On the scale-out networking side, the Tomahawk 6 switch chip delivers 100 Tbps bandwidth, combined with 200G SerDes; this leadership will extend through 2027, when Tomahawk 7 will double performance again. In scale-up, as cluster and customer scales expand, 200G SerDes enables customers to continue using direct-attach copper cables (DAC). By 2028, upgrading to 400G SerDes, XPU customers will likely still remain on direct-attach copper solutions, as the optical interconnect alternative is higher cost and significantly higher power. FQ2 AI networking revenue is expected to accelerate further, rising to 40% of total AI revenue. Long-term, AI networking revenue share is expected to fluctuate between 33% and 40%.
Semiconductor non-AI revenue was $4.1B, flat year over year. Enterprise networking, broadband, and server storage grew year over year but were offset by seasonal decline in wireless.

Outlook:
FY26 Q2 revenue guided at $22B, up 47% year over year. Semiconductor revenue guided at $14.8B, up 76% year over year, of which AI revenue guided at $10.7B, up 140% year over year, and non-AI revenue guided at $4.1B, up 2% year over year. Software revenue guided at $7.2B, up 9% year over year.
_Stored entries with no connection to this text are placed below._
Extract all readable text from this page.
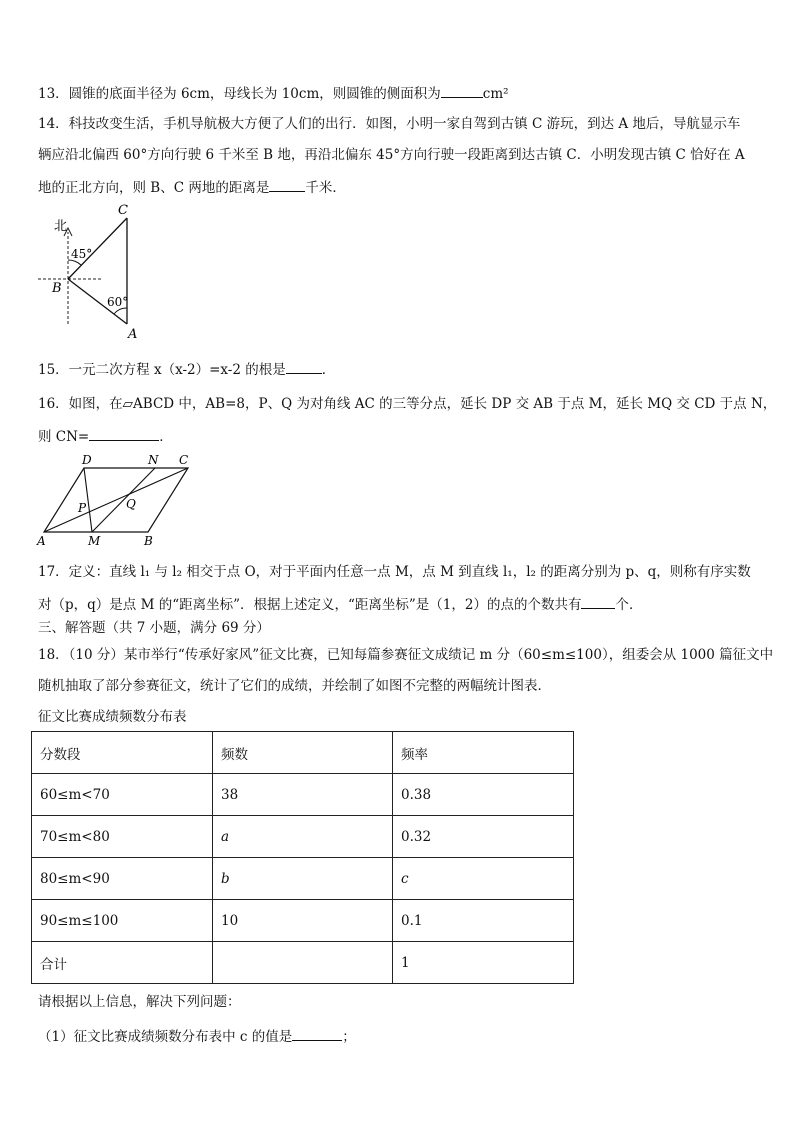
13．圆锥的底面半径为 6cm，母线长为 10cm，则圆锥的侧面积为	cm²
14．科技改变生活，手机导航极大方便了人们的出行．如图，小明一家自驾到古镇 C 游玩，到达 A 地后，导航显示车
辆应沿北偏西 60°方向行驶 6 千米至 B 地，再沿北偏东 45°方向行驶一段距离到达古镇 C．小明发现古镇 C 恰好在 A
地的正北方向，则 B、C 两地的距离是	千米．
北
C
B
A
45°
60°
15．一元二次方程 x（x-2）=x-2 的根是	．
16．如图，在▱ABCD 中，AB=8，P、Q 为对角线 AC 的三等分点，延长 DP 交 AB 于点 M，延长 MQ 交 CD 于点 N，
则 CN=	．
D	N C
P	Q
A	M	B
17．定义：直线 l₁ 与 l₂ 相交于点 O，对于平面内任意一点 M，点 M 到直线 l₁，l₂ 的距离分别为 p、q，则称有序实数
对（p，q）是点 M 的“距离坐标”．根据上述定义，“距离坐标”是（1，2）的点的个数共有	个．
三、解答题（共 7 小题，满分 69 分）
18．（10 分）某市举行“传承好家风”征文比赛，已知每篇参赛征文成绩记 m 分（60≤m≤100），组委会从 1000 篇征文中
随机抽取了部分参赛征文，统计了它们的成绩，并绘制了如图不完整的两幅统计图表．
征文比赛成绩频数分布表
分数段	频数	频率
60≤m<70	38	0.38
70≤m<80	a	0.32
80≤m<90	b	c
90≤m≤100	10	0.1
合计		1
请根据以上信息，解决下列问题：
（1）征文比赛成绩频数分布表中 c 的值是	；
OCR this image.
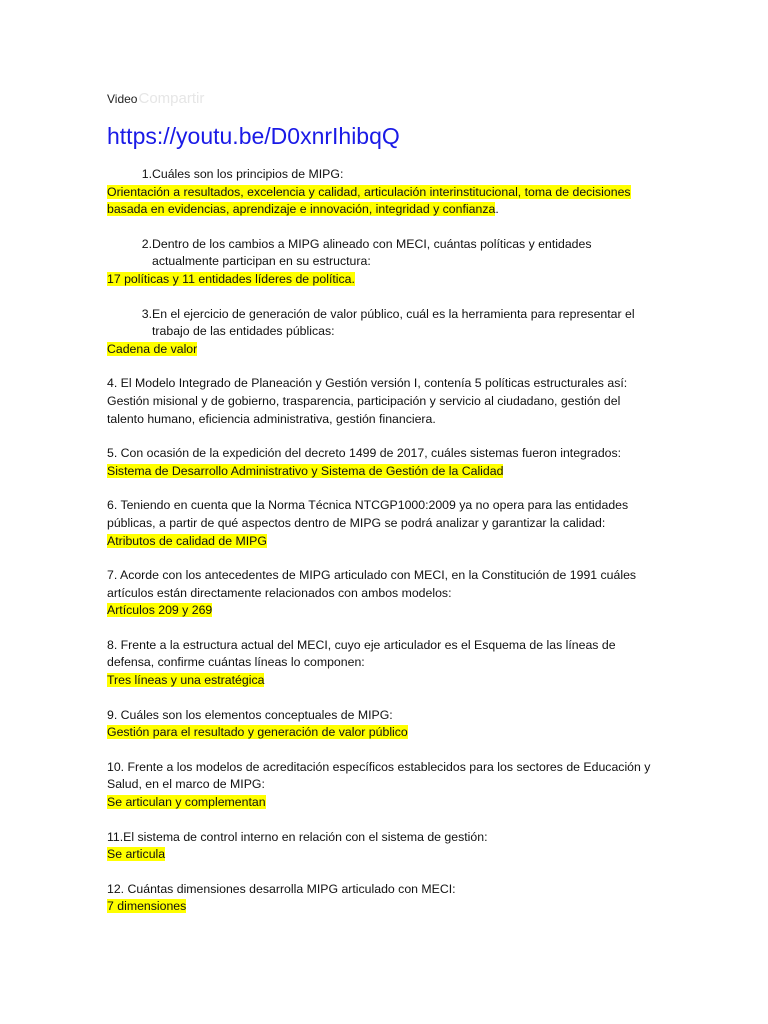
VideoCompartir
https://youtu.be/D0xnrIhibqQ
1. Cuáles son los principios de MIPG:
Orientación a resultados, excelencia y calidad, articulación interinstitucional, toma de decisiones basada en evidencias, aprendizaje e innovación, integridad y confianza.
2. Dentro de los cambios a MIPG alineado con MECI, cuántas políticas y entidades actualmente participan en su estructura:
17 políticas y 11 entidades líderes de política.
3. En el ejercicio de generación de valor público, cuál es la herramienta para representar el trabajo de las entidades públicas:
Cadena de valor
4. El Modelo Integrado de Planeación y Gestión versión I, contenía 5 políticas estructurales así: Gestión misional y de gobierno, trasparencia, participación y servicio al ciudadano, gestión del talento humano, eficiencia administrativa, gestión financiera.
5. Con ocasión de la expedición del decreto 1499 de 2017, cuáles sistemas fueron integrados:
Sistema de Desarrollo Administrativo y Sistema de Gestión de la Calidad
6. Teniendo en cuenta que la Norma Técnica NTCGP1000:2009 ya no opera para las entidades públicas, a partir de qué aspectos dentro de MIPG se podrá analizar y garantizar la calidad:
Atributos de calidad de MIPG
7. Acorde con los antecedentes de MIPG articulado con MECI, en la Constitución de 1991 cuáles artículos están directamente relacionados con ambos modelos:
Artículos 209 y 269
8. Frente a la estructura actual del MECI, cuyo eje articulador es el Esquema de las líneas de defensa, confirme cuántas líneas lo componen:
Tres líneas y una estratégica
9. Cuáles son los elementos conceptuales de MIPG:
Gestión para el resultado y generación de valor público
10. Frente a los modelos de acreditación específicos establecidos para los sectores de Educación y Salud, en el marco de MIPG:
Se articulan y complementan
11.El sistema de control interno en relación con el sistema de gestión:
Se articula
12. Cuántas dimensiones desarrolla MIPG articulado con MECI:
7 dimensiones
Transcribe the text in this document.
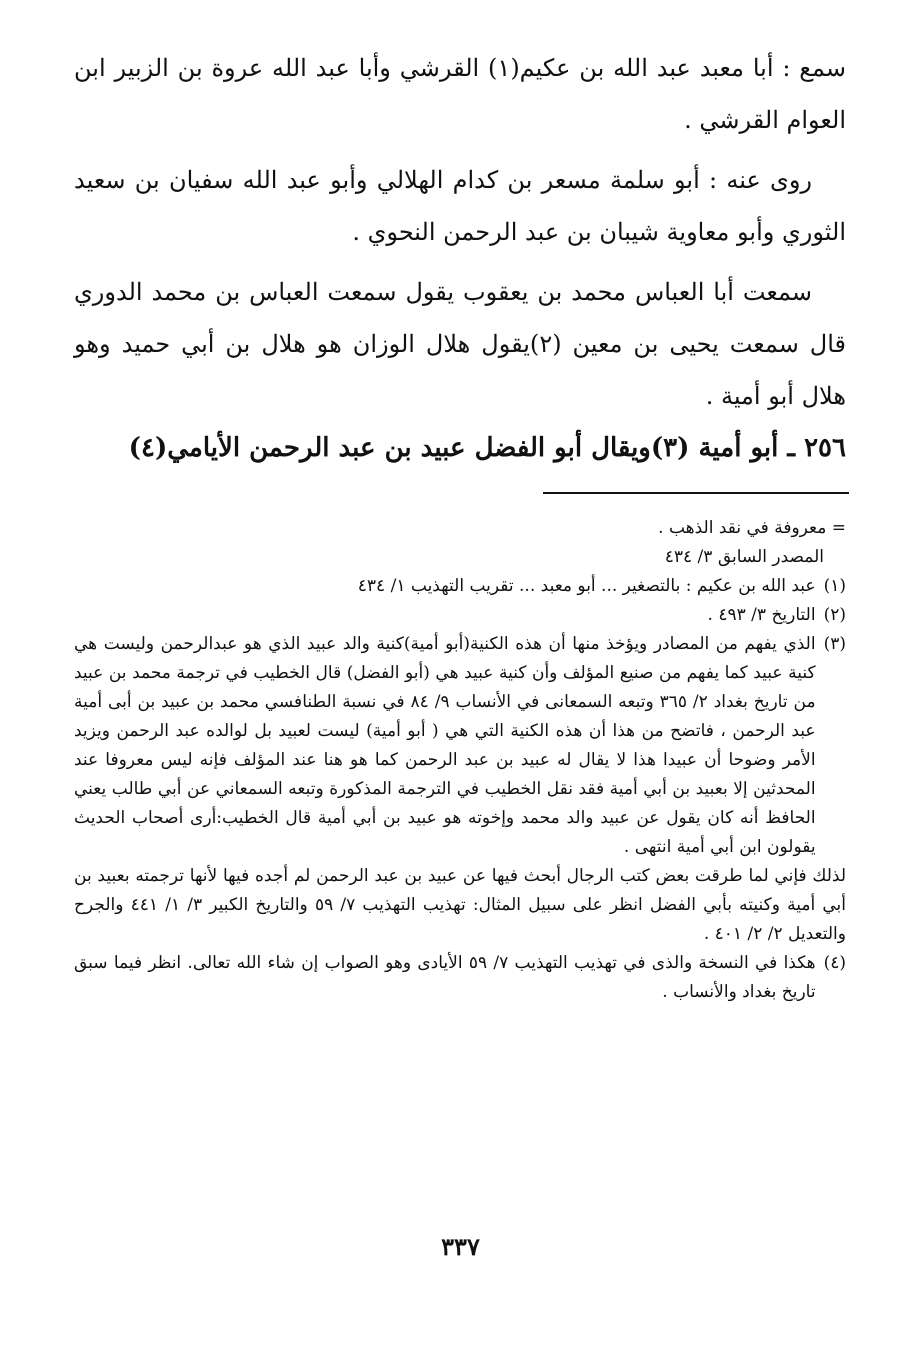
سمع : أبا معبد عبد الله بن عكيم(١) القرشي وأبا عبد الله عروة بن الزبير ابن العوام القرشي .

روى عنه : أبو سلمة مسعر بن كدام الهلالي وأبو عبد الله سفيان بن سعيد الثوري وأبو معاوية شيبان بن عبد الرحمن النحوي .

سمعت أبا العباس محمد بن يعقوب يقول سمعت العباس بن محمد الدوري قال سمعت يحيى بن معين (٢)يقول هلال الوزان هو هلال بن أبي حميد وهو هلال أبو أمية .

٢٥٦ ـ أبو أمية (٣)ويقال أبو الفضل عبيد بن عبد الرحمن الأيامي(٤)
= معروفة في نقد الذهب .
المصدر السابق ٣/ ٤٣٤
(١)
عبد الله بن عكيم : بالتصغير ... أبو معبد ... تقريب التهذيب ١/ ٤٣٤
(٢)
التاريخ ٣/ ٤٩٣ .
(٣)
الذي يفهم من المصادر ويؤخذ منها أن هذه الكنية(أبو أمية)كنية والد عبيد الذي هو عبدالرحمن وليست هي كنية عبيد كما يفهم من صنيع المؤلف وأن كنية عبيد هي (أبو الفضل) قال الخطيب في ترجمة محمد بن عبيد من تاريخ بغداد ٢/ ٣٦٥ وتبعه السمعانى في الأنساب ٩/ ٨٤ في نسبة الطنافسي محمد بن عبيد بن أبى أمية عبد الرحمن ، فاتضح من هذا أن هذه الكنية التي هي ( أبو أمية) ليست لعبيد بل لوالده عبد الرحمن ويزيد الأمر وضوحا أن عبيدا هذا لا يقال له عبيد بن عبد الرحمن كما هو هنا عند المؤلف فإنه ليس معروفا عند المحدثين إلا بعبيد بن أبي أمية فقد نقل الخطيب في الترجمة المذكورة وتبعه السمعاني عن أبي طالب يعني الحافظ أنه كان يقول عن عبيد والد محمد وإخوته هو عبيد بن أبي أمية قال الخطيب:أرى أصحاب الحديث يقولون ابن أبي أمية انتهى .
لذلك فإني لما طرقت بعض كتب الرجال أبحث فيها عن عبيد بن عبد الرحمن لم أجده فيها لأنها ترجمته بعبيد بن أبي أمية وكنيته بأبي الفضل انظر على سبيل المثال: تهذيب التهذيب ٧/ ٥٩ والتاريخ الكبير ٣/ ١/ ٤٤١ والجرح والتعديل ٢/ ٢/ ٤٠١ .
(٤)
هكذا في النسخة والذى في تهذيب التهذيب ٧/ ٥٩ الأيادى وهو الصواب إن شاء الله تعالى. انظر فيما سبق تاريخ بغداد والأنساب .
٣٣٧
Gross margin guided flat sequentially; adjusted EBITDA margin guided at 68%.
Management continued to near-term "talk down CPO," stating CPO will arrive in its own time, but not this year, and maybe not next year either.
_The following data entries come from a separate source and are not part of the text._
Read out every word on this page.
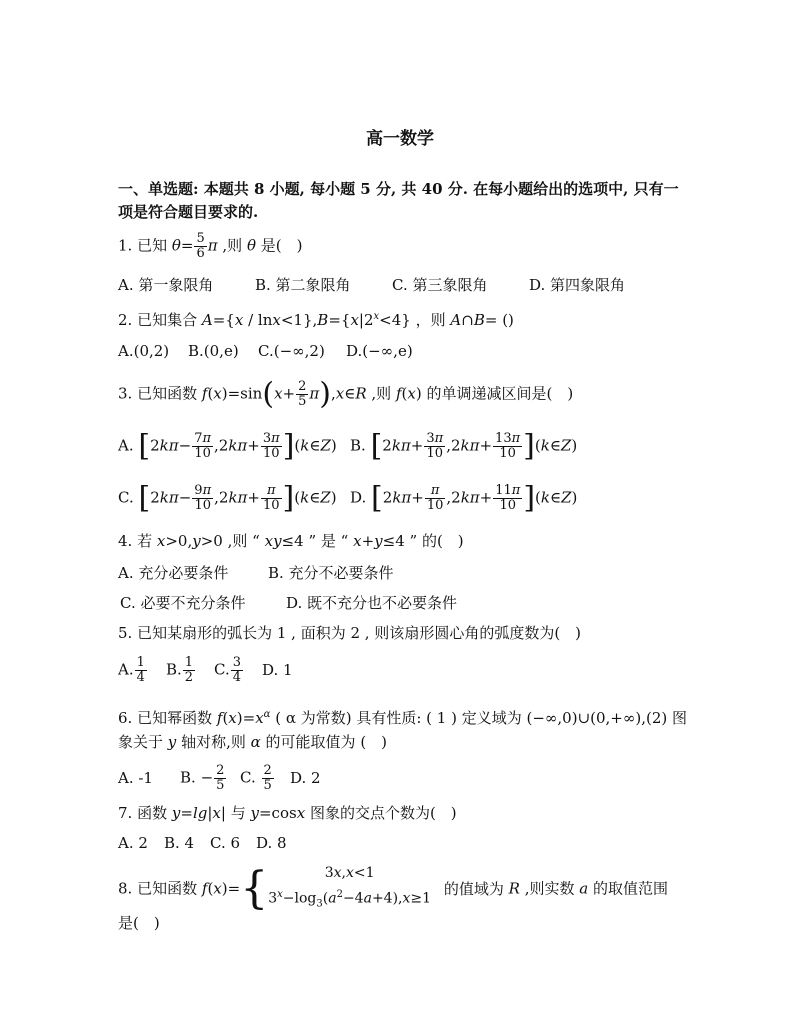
高一数学
一、单选题: 本题共 8 小题, 每小题 5 分, 共 40 分. 在每小题给出的选项中, 只有一项是符合题目要求的.
1. 已知 $\theta= \frac{5}{6}$ π ,则 θ 是(　)
A. 第一象限角	B. 第二象限角	C. 第三象限角	D. 第四象限角
2. 已知集合 $A=\{x / \ln x<1\},B=\{x|2^x<4\}$ ，则 A∩B= ()
A.(0,2) B.(0,e) C.(−∞,2) D.(−∞,e)
3. 已知函数 $f(x)=\sin(x+ \frac{2}{5}$ π),x∈R ,则 f(x) 的单调递减区间是(　)
A. [$2k\pi- \frac{7\pi}{10} ,2k\pi+ \frac{3\pi}{10}$ ](k∈Z) B. [$2k\pi+ \frac{3\pi}{10} ,2k\pi+ \frac{13\pi}{10}$ ](k∈Z)
C. [$2k\pi- \frac{9\pi}{10} ,2k\pi+ \frac{\pi}{10}$ ](k∈Z) D. [$2k\pi+ \frac{\pi}{10} ,2k\pi+ \frac{11\pi}{10}$ ](k∈Z)
4. 若 x>0,y>0 ,则 “ xy≤4 ” 是 “ x+y≤4 ” 的(　)
A. 充分必要条件	B. 充分不必要条件
C. 必要不充分条件	D. 既不充分也不必要条件
5. 已知某扇形的弧长为 1 , 面积为 2 , 则该扇形圆心角的弧度数为(　)
A. $\frac{1}{4} B$. $\frac{1}{2} C$. $\frac{3}{4} D$. 1
6. 已知幂函数 $f(x)=x^\alpha$ ( α 为常数) 具有性质: ( 1 ) 定义域为 (−∞,0)∪(0,+∞),(2) 图象关于 y 轴对称,则 α 的可能取值为 (　)
A. -1 B. − $\frac{2}{5} C$. $\frac{2}{5} D$. 2
7. 函数 y=lg|x| 与 y=cosx 图象的交点个数为(　)
A. 2 B. 4 C. 6 D. 8
8. 已知函数 f(x)={	3x,x<1
$3^x-\log_3(a^2-4a+4),x\ge 1$
的值域为 R ,则实数 a 的取值范围
是(　)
Management expects FY27 AI chip revenue (including XPU and networking chips) to exceed $100B, and stated that all critical component capacity needed for FY26 through FY28 has been locked in.
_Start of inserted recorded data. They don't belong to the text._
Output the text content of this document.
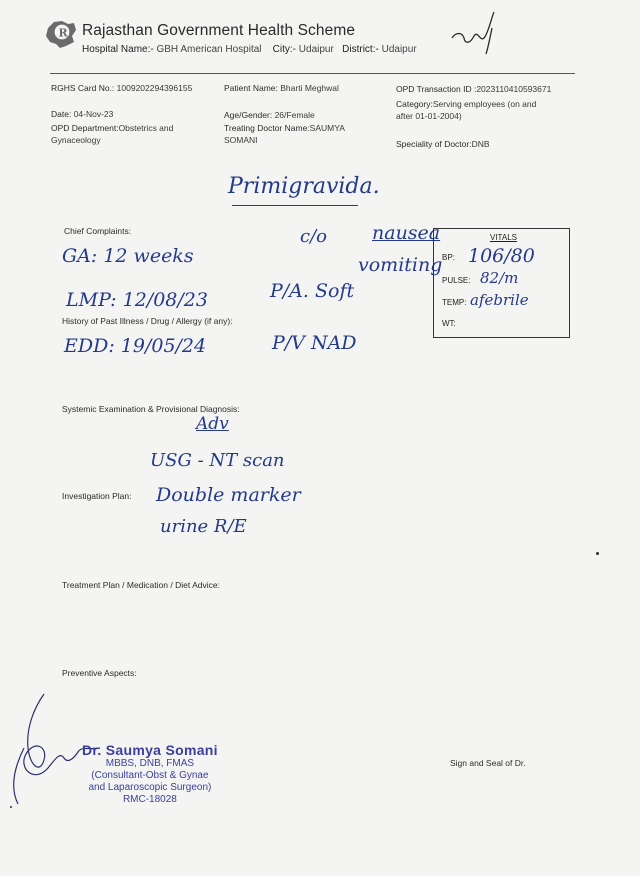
R Rajasthan Government Health Scheme
Hospital Name:- GBH American Hospital City:- Udaipur District:- Udaipur
RGHS Card No.: 1009202294396155	Patient Name: Bharti Meghwal	OPD Transaction ID :202311041059367​1
Date: 04-Nov-23	Age/Gender: 26/Female
Category:Serving employees (on and
after 01-01-2004)
OPD Department:Obstetrics and
Gynaceology
Treating Doctor Name:SAUMYA
SOMANI	Speciality of Doctor:DNB
Primigravida.
Chief Complaints:
History of Past Illness / Drug / Allergy (if any):
Systemic Examination & Provisional Diagnosis:
Investigation Plan:
Treatment Plan / Medication / Diet Advice:
Preventive Aspects:
Sign and Seal of Dr.
GA: 12 weeks
c/o nausea
vomiting
LMP: 12/08/23	P/A. Soft
EDD: 19/05/24	P/V NAD
VITALS
BP: 106/80
PULSE: 82/m
TEMP: afebrile
WT:
Adv
USG - NT scan
Double marker
urine R/E
Dr. Saumya Somani
MBBS, DNB, FMAS
(Consultant-Obst & Gynae
and Laparoscopic Surgeon)
RMC-18028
Management believes FY28 can still deliver growth. Dollar value per GW varies by customer and can differ significantly. Based on 2027 GW figures, the total is approaching 10 GW.
Market concerns that CSPs and hyperscalers are advancing their own internal XPU/TPU designs (so-called Customer-Owned Tooling, or COT) to take ASIC share. Management maintains this is unlikely.
Most customers start with inference, as it is often the easiest path; inference requires less compute than training.
Management shifted tone on future gross margins versus last quarter, claiming that as more AI products ship, company gross margin will not be materially dragged down. However, they declined to comment when asked by Wall Street whether Anthropic orders are for rack-level systems.
Overall, the report did not show NVIDIA-style or memory-style explosive growth. The main positive surprise was that gross margin did not decline as the market feared, and management guided FY27 AI revenue above $100B. While this pales next to NVIDIA's $500B+ revenue guidance, it bolstered confidence in ASICs. Broadcom's valuation still exceeds NVIDIA's and other tech giants.
Long term, given that cloud computing is the highest-ROI AI monetization venue, the cloud AI capex pie is large enough, and enterprise and sovereign AI are just beginning, there remains substantial growth runway for all players.
Using the $100B-plus AI revenue framework, I raise my FY27 revenue estimate to more than $145B. At a 53% non-GAAP net margin, that implies over $77B of net income and roughly 20 times FY27 earnings.